Middlesex is unique in the fees it charges to copy public records, however. Similarly sized towns in Nash and Wilson counties don’t charge a service fee to copy public records regardless of the amount of time it takes.

"It might take extra time for us to be able to gather the information, but there would be no charge,” Stantonsburg Town Clerk Debra Beamon said. "We charge for copies, but we don’t charge any fee to get the information for them.”

Town officials in Bailey, the nearest town to Middlesex, and Nashville, the Nash County seat, said they wouldn’t charge a service fee even if public records took several hours to compile.

"Sometimes it could take several days before they could get it,” Bailey Town Clerk Becky Smith said, "but they could get it.”

Lucama’s town clerk said her town doesn’t charge service fees and fulfilling public records requests has never interfered with her other job duties.

"Anyone who comes in, we try to get them anything they want,” Town Clerk Tammy Keesler said. "The only thing is we tell them it might take a little time.”

Elm City Town Administrator Jonathan Russell echoed that sentiment.

"We would need some additional time to get that together for a large request, but there would be no additional charge,” he said.

The city of Wilson charges 5 cents per page for black-and-white copies, 10 cents for color copies and flat rates for videocassettes, DVDs and audiotapes.
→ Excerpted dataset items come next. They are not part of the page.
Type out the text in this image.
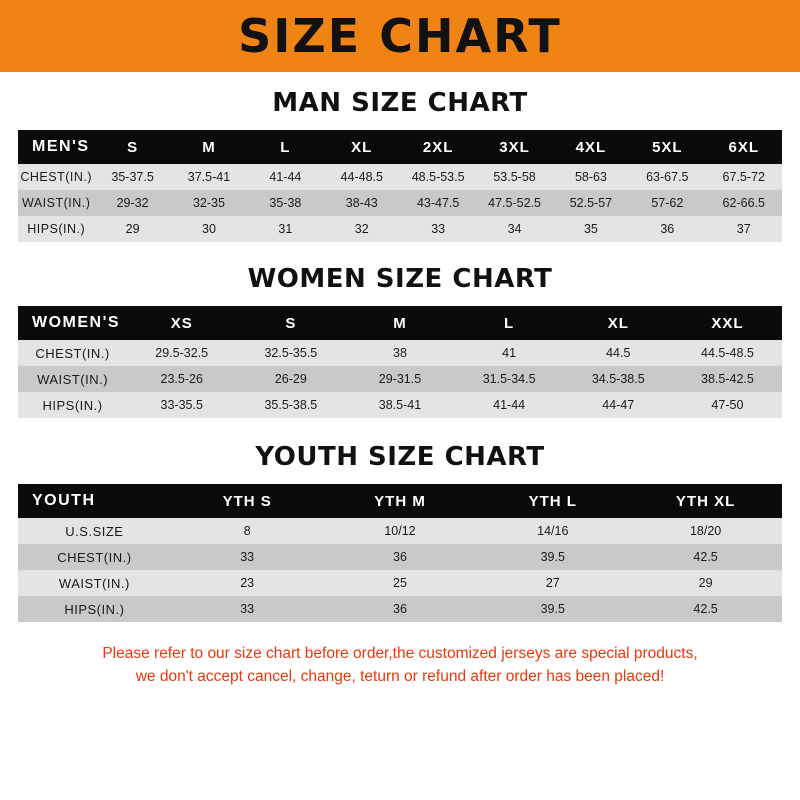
SIZE CHART
MAN SIZE CHART
MEN'S	S	M	L	XL	2XL	3XL	4XL	5XL	6XL
CHEST(IN.)	35-37.5	37.5-41	41-44	44-48.5	48.5-53.5	53.5-58	58-63	63-67.5	67.5-72
WAIST(IN.)	29-32	32-35	35-38	38-43	43-47.5	47.5-52.5	52.5-57	57-62	62-66.5
HIPS(IN.)	29	30	31	32	33	34	35	36	37
WOMEN SIZE CHART
WOMEN'S	XS	S	M	L	XL	XXL
CHEST(IN.)	29.5-32.5	32.5-35.5	38	41	44.5	44.5-48.5
WAIST(IN.)	23.5-26	26-29	29-31.5	31.5-34.5	34.5-38.5	38.5-42.5
HIPS(IN.)	33-35.5	35.5-38.5	38.5-41	41-44	44-47	47-50
YOUTH SIZE CHART
YOUTH	YTH S	YTH M	YTH L	YTH XL
U.S.SIZE	8	10/12	14/16	18/20
CHEST(IN.)	33	36	39.5	42.5
WAIST(IN.)	23	25	27	29
HIPS(IN.)	33	36	39.5	42.5
Please refer to our size chart before order,the customized jerseys are special products,
we don't accept cancel, change, teturn or refund after order has been placed!
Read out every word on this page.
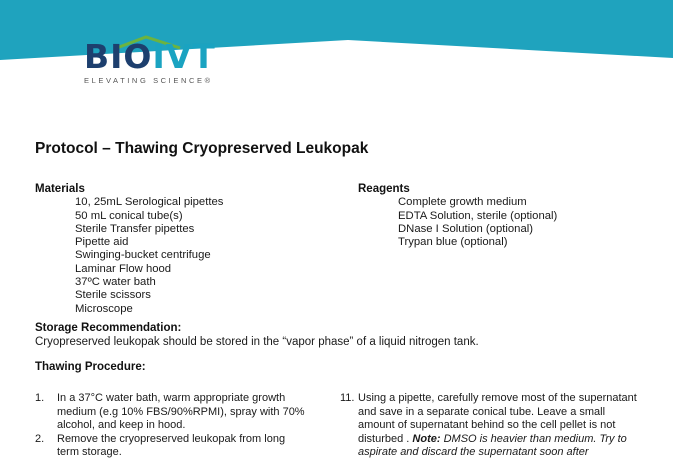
BIOIVT
ELEVATING SCIENCE®
Protocol – Thawing Cryopreserved Leukopak
Materials
10, 25mL Serological pipettes
50 mL conical tube(s)
Sterile Transfer pipettes
Pipette aid
Swinging-bucket centrifuge
Laminar Flow hood
37ºC water bath
Sterile scissors
Microscope
Reagents
Complete growth medium
EDTA Solution, sterile (optional)
DNase I Solution (optional)
Trypan blue (optional)
Storage Recommendation:
Cryopreserved leukopak should be stored in the “vapor phase” of a liquid nitrogen tank.
Thawing Procedure:
1. In a 37°C water bath, warm appropriate growth medium (e.g 10% FBS/90%RPMI), spray with 70% alcohol, and keep in hood.
2. Remove the cryopreserved leukopak from long term storage.
11. Using a pipette, carefully remove most of the supernatant and save in a separate conical tube. Leave a small amount of supernatant behind so the cell pellet is not disturbed . Note: DMSO is heavier than medium. Try to aspirate and discard the supernatant soon after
Wilson has no automatic service charge for certain requests, and city spokesman Matt Shaw said officials will email public records available in digital forms for free.

"I think on the whole, the city is trying to be open and helpful,” Shaw said. "We want to be as helpful as we can without trying to charge anybody anything.”

 

‘BAD WORKING RELATIONSHIP’

Holt and Johnson speak regularly at Middlesex town meetings and have criticized commissioners for what they feel is poor maintenance of the town’s public parks. Since Holt began attending town meetings last July, she said her relationship with the mayor and town board has become adversarial.
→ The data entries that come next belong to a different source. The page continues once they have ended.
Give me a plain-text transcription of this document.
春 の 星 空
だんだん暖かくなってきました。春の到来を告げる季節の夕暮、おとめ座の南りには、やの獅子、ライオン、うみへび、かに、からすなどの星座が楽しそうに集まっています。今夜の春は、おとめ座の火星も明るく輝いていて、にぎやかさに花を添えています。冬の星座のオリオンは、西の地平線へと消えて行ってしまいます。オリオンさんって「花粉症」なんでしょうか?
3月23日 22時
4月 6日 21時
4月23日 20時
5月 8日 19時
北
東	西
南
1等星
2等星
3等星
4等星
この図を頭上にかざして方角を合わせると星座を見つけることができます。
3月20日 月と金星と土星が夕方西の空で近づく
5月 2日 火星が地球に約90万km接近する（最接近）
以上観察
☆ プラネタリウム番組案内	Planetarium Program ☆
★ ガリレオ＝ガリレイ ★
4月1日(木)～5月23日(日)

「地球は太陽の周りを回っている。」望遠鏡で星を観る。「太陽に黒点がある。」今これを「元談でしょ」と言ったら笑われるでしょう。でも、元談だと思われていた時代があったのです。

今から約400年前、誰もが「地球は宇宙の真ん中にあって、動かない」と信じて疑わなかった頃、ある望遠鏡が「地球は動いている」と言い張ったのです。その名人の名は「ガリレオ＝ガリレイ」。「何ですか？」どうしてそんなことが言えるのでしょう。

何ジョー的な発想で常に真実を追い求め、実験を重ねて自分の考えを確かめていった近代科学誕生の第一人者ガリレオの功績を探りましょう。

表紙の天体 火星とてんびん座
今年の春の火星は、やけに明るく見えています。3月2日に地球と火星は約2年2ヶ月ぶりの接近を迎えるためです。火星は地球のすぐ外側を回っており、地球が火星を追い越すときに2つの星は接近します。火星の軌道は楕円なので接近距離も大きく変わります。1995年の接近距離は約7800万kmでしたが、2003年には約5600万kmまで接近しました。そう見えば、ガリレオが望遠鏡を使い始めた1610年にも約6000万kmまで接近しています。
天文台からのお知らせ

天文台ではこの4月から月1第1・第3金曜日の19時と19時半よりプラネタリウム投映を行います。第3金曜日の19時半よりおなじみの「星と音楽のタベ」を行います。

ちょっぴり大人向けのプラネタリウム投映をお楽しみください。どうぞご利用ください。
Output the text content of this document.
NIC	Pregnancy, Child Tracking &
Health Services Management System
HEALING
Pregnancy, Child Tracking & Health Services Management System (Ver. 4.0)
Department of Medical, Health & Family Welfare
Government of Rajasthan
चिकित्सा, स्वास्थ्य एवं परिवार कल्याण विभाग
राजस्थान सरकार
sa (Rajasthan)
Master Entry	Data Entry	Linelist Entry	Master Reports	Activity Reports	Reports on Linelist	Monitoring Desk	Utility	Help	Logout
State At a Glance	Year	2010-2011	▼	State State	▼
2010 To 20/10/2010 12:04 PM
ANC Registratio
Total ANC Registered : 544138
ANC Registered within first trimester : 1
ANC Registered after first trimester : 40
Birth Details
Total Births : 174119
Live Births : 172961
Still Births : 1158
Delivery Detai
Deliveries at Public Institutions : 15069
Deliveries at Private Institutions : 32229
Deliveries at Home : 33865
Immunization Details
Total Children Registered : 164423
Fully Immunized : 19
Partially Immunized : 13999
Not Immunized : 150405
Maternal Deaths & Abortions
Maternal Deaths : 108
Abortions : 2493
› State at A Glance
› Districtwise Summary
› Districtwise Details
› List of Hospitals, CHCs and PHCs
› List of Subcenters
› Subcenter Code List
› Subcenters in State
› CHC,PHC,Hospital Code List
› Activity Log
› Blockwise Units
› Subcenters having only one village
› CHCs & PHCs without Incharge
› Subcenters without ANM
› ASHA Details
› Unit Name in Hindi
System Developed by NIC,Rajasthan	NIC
Holt and Johnson attend town meetings in blue T-shirts with "Citizens for a Better Middlesex” printed on the back. They said the questions they ask during those meetings go unanswered.
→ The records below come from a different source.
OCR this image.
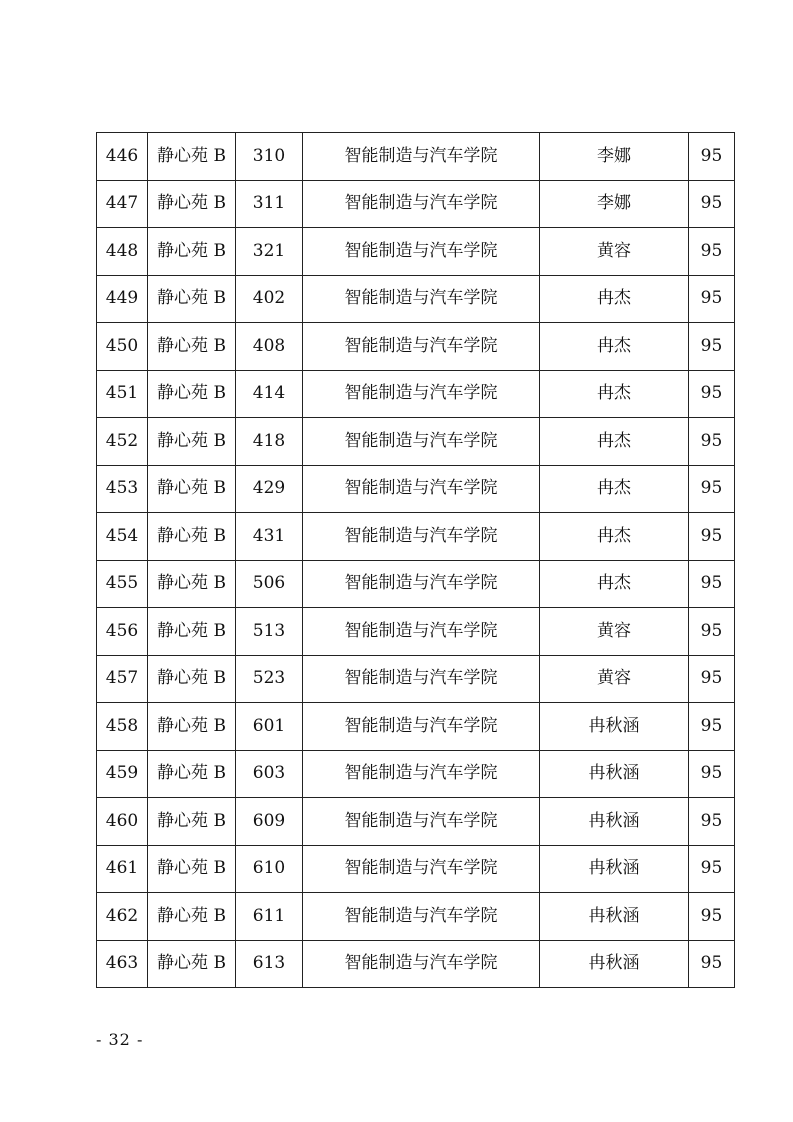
446	静心苑 B	310	智能制造与汽车学院	李娜	95
447	静心苑 B	311	智能制造与汽车学院	李娜	95
448	静心苑 B	321	智能制造与汽车学院	黄容	95
449	静心苑 B	402	智能制造与汽车学院	冉杰	95
450	静心苑 B	408	智能制造与汽车学院	冉杰	95
451	静心苑 B	414	智能制造与汽车学院	冉杰	95
452	静心苑 B	418	智能制造与汽车学院	冉杰	95
453	静心苑 B	429	智能制造与汽车学院	冉杰	95
454	静心苑 B	431	智能制造与汽车学院	冉杰	95
455	静心苑 B	506	智能制造与汽车学院	冉杰	95
456	静心苑 B	513	智能制造与汽车学院	黄容	95
457	静心苑 B	523	智能制造与汽车学院	黄容	95
458	静心苑 B	601	智能制造与汽车学院	冉秋涵	95
459	静心苑 B	603	智能制造与汽车学院	冉秋涵	95
460	静心苑 B	609	智能制造与汽车学院	冉秋涵	95
461	静心苑 B	610	智能制造与汽车学院	冉秋涵	95
462	静心苑 B	611	智能制造与汽车学院	冉秋涵	95
463	静心苑 B	613	智能制造与汽车学院	冉秋涵	95
- 32 -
"It’s not like we’re trying to make anyone look bad,” Johnson said. "We’re asking simple questions. Why can’t we get simple answers?”

The mayor said Middlesex commissioners don’t typically respond to questions during the public comment portion of town meetings.

"As a rule, we do not answer public comment questions,” Lewis said. "Most boards don’t. They’re coming in and talking during public comment, but they’re not doing any follow-up.”

Holt said she has a "bad working relationship” with town officials and pointed to an email exchange between her and Shelly Woodruff, the town administrative assistant. Holt said her comments to the board weren’t recorded accurately in Aug. 13 meeting minutes. She asked Woodruff to revise the minutes in a Sept. 17 email, but said she didn’t receive a reply until Oct. 9.

"I just wanted to let you know that I did not respond to this email because Lu Harvey instructed me not to respond,” Woodruff wrote.

Lewis said town commissioners had already approved the minutes and he didn’t feel the correction was necessary since state law doesn’t require public boards to keep word-for-word transcripts.

"I think it was wrong that he instructed you not to respond,” Holt wrote in a reply to Woodruff’s email. "Because of this, he also lets the citizens know that the office is not responsive to citizen requests and comments.”

Lewis said the town has an "open-door policy” and Holt’s and Johnson’s concerns about Middlesex parks could be better addressed if they met with officials at Town Hall.

"As of yet, neither one has been in this office to sit down and talk about a park,” he said. "They just stand up in public comment and quote the minutes of something that happened before.”

Johnson said he and Holt are pointing out the problems in order to find solutions.

"Our heart and soul’s in it,” Johnson said. "We want things to be right. We care about the town.”

Middlesex commissioners are scheduled to meet at 7:30 p.m. Monday at Town Hall, 10232 S. Nash St. Lewis said the board has no plans to discuss its policy on public record fees.